Autrement dit, les faits publics disponibles montrent un ministre absorbé par ses missions régaliennes, non un homme en campagne pour une succession présidentielle. Ceux qui soutiennent l’inverse ont le devoir d’apporter des éléments tangibles, au lieu de se réfugier derrière des promesses de « révélations à venir ».

L’autre faiblesse de la publication de Patrick Lokala tient à sa logique contradictoire. D’un côté, il présente Doudou Fwamba comme un ministre qui « n’a jamais pris position » sur la question du changement de Constitution et du troisième mandat ; de l’autre, il lui prête une stratégie méthodique de conquête du pouvoir, portée par une imposante machine de communication. Or, si une telle entreprise existait réellement, elle laisserait nécessairement des traces visibles : des prises de parole structurées, des relais identifiables, une doctrine politique, des actes préparatoires. Là encore, rien n’est apporté au public.

On ne peut pas, dans la même phrase, reprocher à un homme son silence supposé et lui attribuer simultanément une gigantesque campagne souterraine sans fournir le moindre commencement de preuve.

En démocratie, la critique des dirigeants est légitime. L’enquête sur les pratiques du pouvoir l’est tout autant. Mais encore faut-il respecter la frontière entre investigation et fabrication du soupçon. Lorsqu’un acteur public affirme détenir des informations explosives, il lui revient de les documenter. À défaut, il ne fait pas œuvre d’éclairage ; il alimente simplement le bruit, la suspicion et la confusion.

Si Patrick Lokala dispose réellement d’éléments sur une prétendue équipe de communication de plus de 100 personnes financée autour du ministre des Finances, qu’il les publie : noms, fonctions, mécanismes de rémunération, source des fonds, cadre administratif ou contractuel. S’il ne le fait pas, alors sa sortie restera ce qu’elle est aujourd’hui : une publication sensationnaliste, sans démonstration, destinée davantage à salir une image qu’à informer l’opinion.

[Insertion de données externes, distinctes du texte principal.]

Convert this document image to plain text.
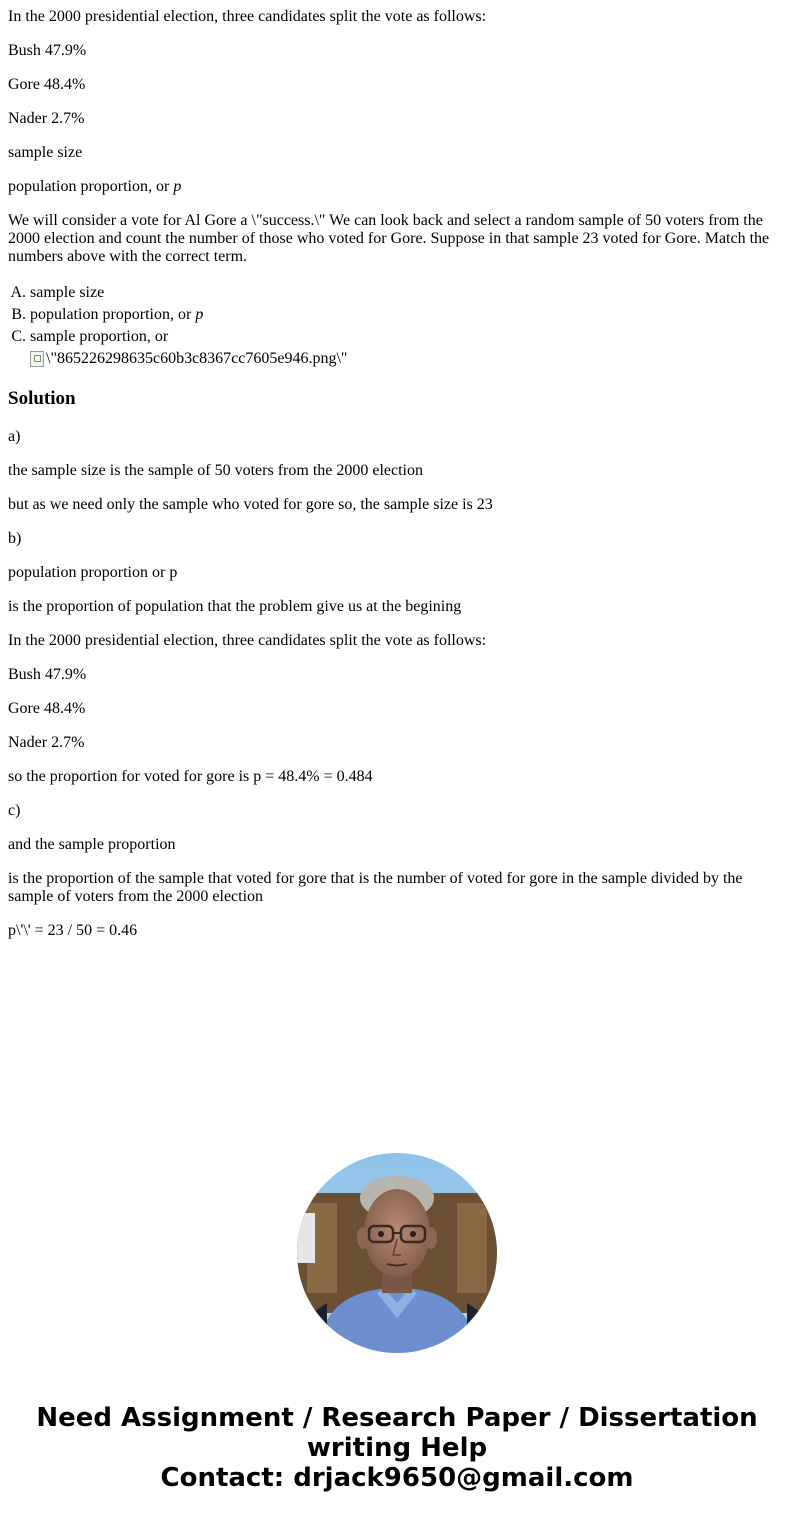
In the 2000 presidential election, three candidates split the vote as follows:

Bush 47.9%

Gore 48.4%

Nader 2.7%

sample size

population proportion, or p

We will consider a vote for Al Gore a \"success.\" We can look back and select a random sample of 50 voters from the 2000 election and count the number of those who voted for Gore. Suppose in that sample 23 voted for Gore. Match the numbers above with the correct term.

A. sample size
B. population proportion, or p
C. sample proportion, or

\"865226298635c60b3c8367cc7605e946.png\"
Solution

a)

the sample size is the sample of 50 voters from the 2000 election

but as we need only the sample who voted for gore so, the sample size is 23

b)

population proportion or p

is the proportion of population that the problem give us at the begining

In the 2000 presidential election, three candidates split the vote as follows:

Bush 47.9%

Gore 48.4%

Nader 2.7%

so the proportion for voted for gore is p = 48.4% = 0.484

c)

and the sample proportion

is the proportion of the sample that voted for gore that is the number of voted for gore in the sample divided by the sample of voters from the 2000 election

p\'\' = 23 / 50 = 0.46

Need Assignment / Research Paper / Dissertation
writing Help
Contact: drjack9650@gmail.com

Au moment où la RDC fait face à de lourds défis sécuritaires, sociaux et économiques, le débat public gagnerait à se hisser au niveau des faits, des bilans et des choix politiques assumés. Les Congolais ont besoin d’éléments vérifiables sur la gestion des finances publiques, sur la vie des institutions et sur les ambitions de leurs dirigeants, non de récits construits sur des hypothèses, des sous-entendus et des annonces de « révélations » reportées à plus tard.

En attendant la moindre preuve, la publication de Patrick Lokala sur Doudou Fwamba relève donc moins de la révélation que de l’intox politique. Et face à l’intox, la meilleure réponse reste encore la même : les faits, rien que les faits.